O presidente da Força Sindical, Paulo Pereira da Silva, e dirigentes da Confederação Geral dos Trabalhadores (CGT) e da Social Democracia Sindical (SDS) deverão entregar nesta quarta-feira ao ministro do Trabalho, Francisco Dornelles, um documento contendo reivindicações destinadas a amenizar a crise de emprego.Segundo informou a assessoria da Força Sindical, entre as reivindicações estão a ampliação do número de parcelas do seguro-desemprego, de atualmente entre três e cinco para cinco a oito, dependendo do tempo que o trabalhador esteve empregado. Eles querem também que o governo abra frentes de trabalho em todo o País para criar empregos e que seja tornado obrigatório o recolhimento do Fundo de Garantia do Tempo de Serviço dos empregados domésticos.Segundo Pereira da Silva, há no País cerca de 5,3 milhões de trabalhadores domésticos.

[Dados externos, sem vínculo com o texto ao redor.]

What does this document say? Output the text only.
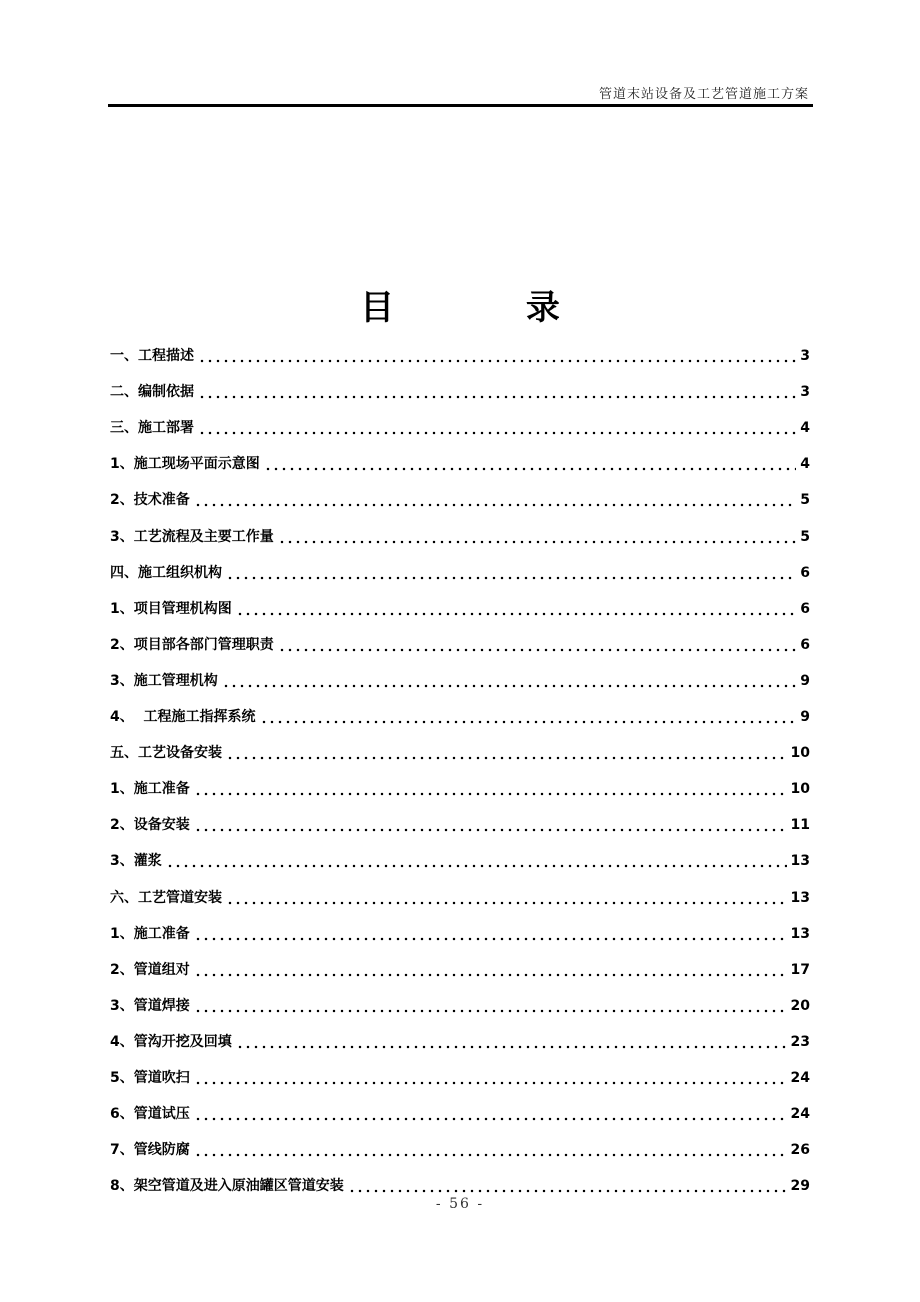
管道末站设备及工艺管道施工方案
目 录
一、工程描述	3
二、编制依据	3
三、施工部署	4
1、施工现场平面示意图	4
2、技术准备	5
3、工艺流程及主要工作量	5
四、施工组织机构	6
1、项目管理机构图	6
2、项目部各部门管理职责	6
3、施工管理机构	9
4、  工程施工指挥系统	9
五、工艺设备安装	10
1、施工准备	10
2、设备安装	11
3、灌浆	13
六、工艺管道安装	13
1、施工准备	13
2、管道组对	17
3、管道焊接	20
4、管沟开挖及回填	23
5、管道吹扫	24
6、管道试压	24
7、管线防腐	26
8、架空管道及进入原油罐区管道安装	29
- 56 -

As reivindicações, segundo a assessoria da Força Sindical, são baseadas num estudo feito pelo Departamento Intersindical de Estatística e Estudos Sócio-Econômicos (Dieese), segundo o qual houve um aumento no tempo em que o trabalhador procura um novo emprego depois de perder o anterior. A pesquisa mostrou que, entre 1995 e 2001, o tempo médio para encontrar emprego no mercado aumentou de 26 para 52 semanas.